In our second example, Abram Hindle and collaborators use the concept of entropy from information theory to explore the surprisingness of sequences of tokens appearing in source code [6]. In natural language, entropy can be viewed as a measure of how surprising a word is, in context with preceding words. If you see the word “phone”, it is not surprising if the following word is “call” or “book”, but very surprising if it is “slug”. Hindle et al. had the insight that since software is programmed using languages, it must be possible to measure the entropy of software. They mined a large corpus of Java language software, and then measured its average entropy for sequences of two, three, four, etc., language tokens in a row (called n-grams). These software entropy values were then compared against entropy computed in an English language corpus, revealing that software is much more predictable (less surprising) than English (~ 2.5–3.5 bits for software n-grams of 3 tokens and greater, as compared with ~ 7.5 bits for English for n-grams of the same length).

This deeply theoretical result provides a different way of thinking about software. Compared to the prevailing view of software as a complex clockwork, software entropy values reveal software as having a high degree of local regularity. If there is a sequence of 3 or more programming language tokens, the following token tends to draw from a very small set of possibilities, and is easy to predict. This supports a view of software as being deeply idiomatic, and locally predictable. A beautiful theoretical result.

However, the authors didn’t stop there. In a science focused field, reporting a major theoretical result would be sufficient. Software engineering, with its pragmatic focus, expected more.

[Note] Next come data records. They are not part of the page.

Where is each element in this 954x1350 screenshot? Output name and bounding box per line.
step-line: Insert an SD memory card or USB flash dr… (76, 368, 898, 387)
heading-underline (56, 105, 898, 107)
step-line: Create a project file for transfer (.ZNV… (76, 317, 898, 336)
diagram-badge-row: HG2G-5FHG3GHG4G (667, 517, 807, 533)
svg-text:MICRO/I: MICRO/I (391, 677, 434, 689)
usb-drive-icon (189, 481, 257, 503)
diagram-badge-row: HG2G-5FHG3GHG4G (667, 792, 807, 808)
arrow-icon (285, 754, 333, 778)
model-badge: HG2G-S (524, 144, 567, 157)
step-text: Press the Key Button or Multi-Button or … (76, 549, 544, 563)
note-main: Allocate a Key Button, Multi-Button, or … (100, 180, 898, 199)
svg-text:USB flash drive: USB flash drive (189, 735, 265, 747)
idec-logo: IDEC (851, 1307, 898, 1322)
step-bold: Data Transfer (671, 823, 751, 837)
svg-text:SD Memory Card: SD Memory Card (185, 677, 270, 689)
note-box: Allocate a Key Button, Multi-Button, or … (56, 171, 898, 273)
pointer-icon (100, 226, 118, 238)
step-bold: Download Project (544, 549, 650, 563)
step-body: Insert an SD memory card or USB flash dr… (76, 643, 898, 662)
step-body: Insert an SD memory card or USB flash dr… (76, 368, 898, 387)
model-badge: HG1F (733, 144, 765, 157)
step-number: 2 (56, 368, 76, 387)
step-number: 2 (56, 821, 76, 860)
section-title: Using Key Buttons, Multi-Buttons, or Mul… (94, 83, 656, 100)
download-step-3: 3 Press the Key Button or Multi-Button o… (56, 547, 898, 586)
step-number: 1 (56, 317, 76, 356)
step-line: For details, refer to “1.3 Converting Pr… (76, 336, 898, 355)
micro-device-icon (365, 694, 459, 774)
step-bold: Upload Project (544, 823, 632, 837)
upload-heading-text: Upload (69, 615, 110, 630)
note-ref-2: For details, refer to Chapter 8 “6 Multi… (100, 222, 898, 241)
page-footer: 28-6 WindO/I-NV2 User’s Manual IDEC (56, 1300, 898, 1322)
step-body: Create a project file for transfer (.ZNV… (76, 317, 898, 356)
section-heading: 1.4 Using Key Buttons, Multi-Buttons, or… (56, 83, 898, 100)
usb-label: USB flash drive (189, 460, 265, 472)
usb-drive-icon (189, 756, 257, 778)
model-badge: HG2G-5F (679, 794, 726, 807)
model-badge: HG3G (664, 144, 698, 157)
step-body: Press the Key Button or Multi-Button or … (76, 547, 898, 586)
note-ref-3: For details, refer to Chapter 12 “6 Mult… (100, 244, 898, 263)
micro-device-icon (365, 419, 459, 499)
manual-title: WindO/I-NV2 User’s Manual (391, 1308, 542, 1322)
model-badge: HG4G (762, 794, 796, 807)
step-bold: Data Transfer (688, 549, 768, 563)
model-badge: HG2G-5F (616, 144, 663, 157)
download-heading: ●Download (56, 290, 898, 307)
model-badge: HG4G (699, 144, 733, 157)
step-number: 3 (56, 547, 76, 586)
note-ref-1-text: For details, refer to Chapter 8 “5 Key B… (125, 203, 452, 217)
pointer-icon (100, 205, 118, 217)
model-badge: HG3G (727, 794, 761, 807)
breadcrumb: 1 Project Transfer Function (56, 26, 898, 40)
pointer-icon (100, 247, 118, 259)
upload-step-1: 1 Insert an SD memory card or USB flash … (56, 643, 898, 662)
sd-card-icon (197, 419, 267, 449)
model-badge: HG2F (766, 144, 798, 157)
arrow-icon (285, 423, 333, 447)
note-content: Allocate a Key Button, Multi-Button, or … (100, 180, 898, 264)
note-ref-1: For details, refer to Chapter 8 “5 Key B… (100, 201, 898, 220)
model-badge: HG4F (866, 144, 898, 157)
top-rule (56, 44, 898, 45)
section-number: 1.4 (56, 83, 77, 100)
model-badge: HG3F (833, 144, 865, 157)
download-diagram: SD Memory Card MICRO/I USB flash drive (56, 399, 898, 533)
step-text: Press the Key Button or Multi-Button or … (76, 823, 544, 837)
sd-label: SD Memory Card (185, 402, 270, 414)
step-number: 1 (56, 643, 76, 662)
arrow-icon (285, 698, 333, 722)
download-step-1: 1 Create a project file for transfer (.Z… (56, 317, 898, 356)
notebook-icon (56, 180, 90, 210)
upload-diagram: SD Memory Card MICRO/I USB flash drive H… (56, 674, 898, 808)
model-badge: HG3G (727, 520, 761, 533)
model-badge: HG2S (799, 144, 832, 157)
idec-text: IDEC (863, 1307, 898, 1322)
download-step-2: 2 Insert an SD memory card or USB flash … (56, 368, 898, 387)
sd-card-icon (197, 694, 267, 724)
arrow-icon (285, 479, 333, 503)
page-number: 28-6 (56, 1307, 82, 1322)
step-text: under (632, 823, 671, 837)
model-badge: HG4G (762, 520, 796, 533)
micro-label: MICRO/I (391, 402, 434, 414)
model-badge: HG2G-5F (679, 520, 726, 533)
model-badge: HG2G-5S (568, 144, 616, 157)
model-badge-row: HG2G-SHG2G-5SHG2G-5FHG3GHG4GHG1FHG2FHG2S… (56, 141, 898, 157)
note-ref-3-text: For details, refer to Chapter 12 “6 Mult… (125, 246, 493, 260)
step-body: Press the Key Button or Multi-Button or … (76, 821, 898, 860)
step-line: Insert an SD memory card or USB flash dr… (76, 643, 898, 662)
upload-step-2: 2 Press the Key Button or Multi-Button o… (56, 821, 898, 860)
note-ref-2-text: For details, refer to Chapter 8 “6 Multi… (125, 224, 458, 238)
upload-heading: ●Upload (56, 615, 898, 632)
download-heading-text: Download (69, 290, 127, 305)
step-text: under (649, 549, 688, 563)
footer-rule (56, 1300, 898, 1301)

In the same paper announcing the entropy calculation, they also explored just how well this approach could predict the next token, so as to support the construction of an improved suggestion engine for integrated development environments. They found that the improved token suggestions were substantially better than those found in native Eclipse. The paper thus provides a pragmatic, utilitarian application for the research that could plausibly aid real world software engineers in their daily work. In case that was not sufficient, the paper also contains an extensive future work section that details several additional plausible utilitarian applications of the work.

We hope this inspires practitioners of software analytics work to not just stop after achieving a pragmatic result, but also to understand this work in a broader context, and ask the deeper questions that yield deeper theoretical understandings. Indeed, consideration of theory can prevent critical misunderstandings. A recent parody by Andreas Zeller and collaborators [7] shows the risk. After analyzing the source code from several releases of Eclipse, they find that the characters I, R, O, and P are highly correlated with software defects. Based on this, they create a keyboard with those characters removed, to eliminate these high-risk letters! While the flaws are obvious in this case, other problems with correlation and causation are more subtle. The implication? Software theory is important for everyone, academics and practitioners alike.